Pain Control: An Interview with Robin Matthews
Robin Matthews is a Family Nurse Practitioner at Seattle Cancer Care Alliance. Robin graduated from Columbia School of Nursing, in New York, with an M.S. in 2009. Robin has been working with Sickle Cell patients at SCCA since November 2011.
Q: What are the top five pain medications for pain ranging by pain level?
Robin: For fast-‐acting medications, the most common are oxycodone and hydromorphone for severe pain; hydrocodone (as in Vicodin or Norco) is sometimes used for moderate pain. For long-‐acting medications, OxyContin and MS Contin (long-‐acting morphine) are the most common, with methadone coming in third. A very small number of people may use a fentanyl patch as their long-‐acting medication. In the area of non-‐opioids, ketorolac (Toradol) is frequently used in the hospital/ER setting; acetaminophen and ibuprofen are also commonly used.
Q: What are the side effects of these medications?
Robin: For opioids (morphine, oxycodone, hydromorphone, hydrocodone, fentanyl, methadone), the biggest concern is respiratory depression, or decreased drive by the body to breathe, which can lead to death. Other common side effects are sedation, nausea/vomiting, constipation, and itching. Another side-‐effect is opioid-‐induced hyperalgesia, which is the body becoming more sensitive to painful stimuli and even to non-‐painful stimuli, so that a person might feel pain from something that wouldn’t normally cause pain.
Q: What is the possible addiction risk for each drug?
Robin: We know that with repeated dosing, the human body becomes tolerant to opioids, requiring higher doses to achieve the same effect. After a certain point, the body becomes physically dependent on the medication, meaning that a person will experience withdrawal symptoms if the medication is abruptly stopped (for opioids, withdrawal symptoms include shakiness, abdominal cramping/diarrhea, muscle aches). It is important to distinguish physical dependence from addiction.

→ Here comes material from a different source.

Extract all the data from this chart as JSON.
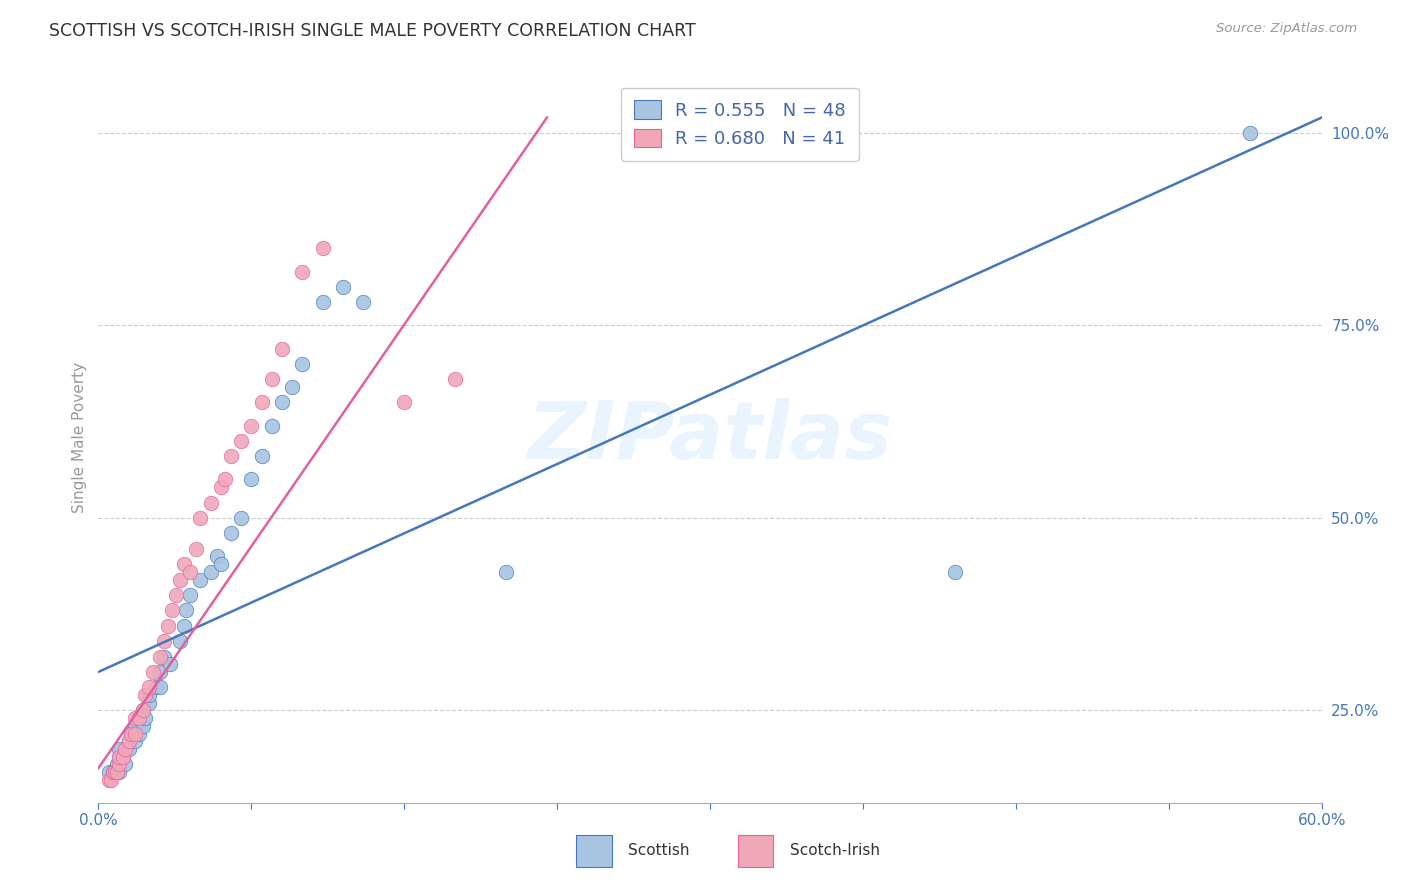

Features of addiction include drug-‐seeking behavior, obsessive thinking, drug cravings, continued substance use despite harm, and loss of control over substance use. Each person has a different risk for developing addiction to opioids, as the person’s genetics, environment and life experiences will affect their chance of becoming addicted. The chance of becoming addicted to opioids is more related to the person than to the drug.
Q: What are the most used medications?
Robin: For long-‐acting medication, OxyContin is used a bit more than MS Contin; methadone is used less than each of these; fentanyl patch is used much less. For short-‐acting medication, oxycodone and hydromorphone are used about equally. Short-‐acting morphine is sometimes used. Hydrocodone (as in Vicodin or Norco) is used occasionally.
Q: What forms do these medications come in (e.g., pill, IV)?
Robin: Morphine is available as a short-‐acting and long-‐acting oral, IV or Intramuscular/Subcutaneous (IM/SC) form. Hydromorphone is available as short-‐ acting oral, suppository, IV, IM/SC form. Fentanyl is available as a transdermal patch, oral lozenge (“lollipop”), or IV. Oxycodone is available as short-‐ acting and long-‐acting oral (it may also be compounded with Tylenol as in Percocet).
Hydrocodone is available as short-‐acting oral (often compounded with Tylenol as in Vicodin or Norco, may also be compounded with ibuprofen as in Vicoprofen). Methadone is available as long-‐acting oral tablet or solution and is also available in IV form but used rarely.